Federal Reserve Chair Janet Yellen defended financial reforms that were put in place after the Great Recession, arguing they have strengthened the financial system and haven’t hurt economic growth.
Speaking during the annual central bank research conference, which was covered by Reuters, Yellen said any changes to the rules put forth should not be huge. “The balance of research suggests that the core reforms we have put in place have substantially boosted resilience without unduly limiting credit availability or economic growth.” According to Reuters, her comments mark her biggest defense of the regulatory rules that are already in place and are seen as a rebuke to President Trump‘s stated goal of lowering the amount of oversight and regulations the financial industry faces. It could also be among her last remarks on the topic, given that Trump is mulling whether to replace Yellen or nominate her for another four years heading up the Federal Reserve. Her current term ends in February. “She is sort of putting a stake in the ground here in terms of this regulation issue, which is the one sort of sticking point between her and Trump right now,” said Phil Orlando, chief equity market strategist at Federated Investors, in an interview with Reuters.

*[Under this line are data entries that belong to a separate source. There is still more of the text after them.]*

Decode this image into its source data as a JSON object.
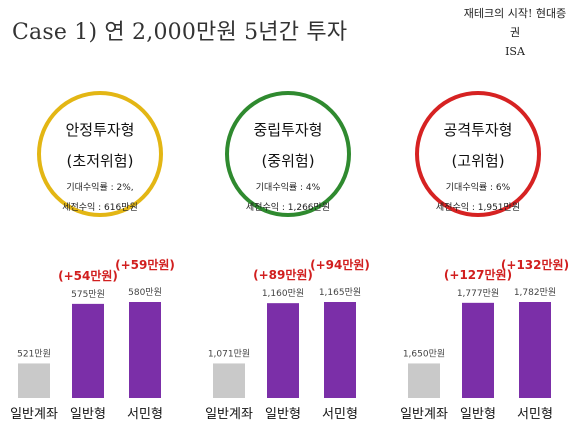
{
  "title": "Case 1) 연 2,000만원 5년간 투자",
  "brand": {
    "line1": "재테크의 시작! 현대증권",
    "line2": "ISA"
  },
  "colors": {
    "stable": "#e3b614",
    "neutral": "#2f8a2f",
    "aggressive": "#d62222",
    "bar_general": "#c9c9c9",
    "bar_isa": "#7b2fa8",
    "gain_text": "#d11f1f"
  },
  "chart_data": [
    {
      "type": "bar",
      "profile": {
        "name": "안정투자형",
        "risk": "(초저위험)",
        "expected_rate": "기대수익률 : 2%,",
        "net_return": "세전수익 : 616만원",
        "color": "#e3b614"
      },
      "categories": [
        "일반계좌",
        "일반형",
        "서민형"
      ],
      "values": [
        521,
        575,
        580
      ],
      "value_labels": [
        "521만원",
        "575만원",
        "580만원"
      ],
      "gain_labels": [
        "",
        "(+54만원)",
        "(+59만원)"
      ]
    },
    {
      "type": "bar",
      "profile": {
        "name": "중립투자형",
        "risk": "(중위험)",
        "expected_rate": "기대수익률 : 4%",
        "net_return": "세전수익 : 1,266만원",
        "color": "#2f8a2f"
      },
      "categories": [
        "일반계좌",
        "일반형",
        "서민형"
      ],
      "values": [
        1071,
        1160,
        1165
      ],
      "value_labels": [
        "1,071만원",
        "1,160만원",
        "1,165만원"
      ],
      "gain_labels": [
        "",
        "(+89만원)",
        "(+94만원)"
      ]
    },
    {
      "type": "bar",
      "profile": {
        "name": "공격투자형",
        "risk": "(고위험)",
        "expected_rate": "기대수익률 : 6%",
        "net_return": "세전수익 : 1,951만원",
        "color": "#d62222"
      },
      "categories": [
        "일반계좌",
        "일반형",
        "서민형"
      ],
      "values": [
        1650,
        1777,
        1782
      ],
      "value_labels": [
        "1,650만원",
        "1,777만원",
        "1,782만원"
      ],
      "gain_labels": [
        "",
        "(+127만원)",
        "(+132만원)"
      ]
    }
  ]
}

According to the report, the Fed chair did say there were some areas where less regulation could make sense, pointing specifically to easing up the Volcker rule that puts a limit on the equity trading of banks and relaxing more rules placed on medium and small banks. What’s more, she agreed that steps could be necessary to improve liquidity in some areas of the bond market, noting the system is still “robust,” reported Reuters. At the time she defended other Obama-era rules, pointing specially to the annual stress tests big banks have to go through. “Any adjustment to the regulatory framework should be modest and preserve the increase in resilience” in a financial system that she said is prepared to handle future shocks, reported Reuters.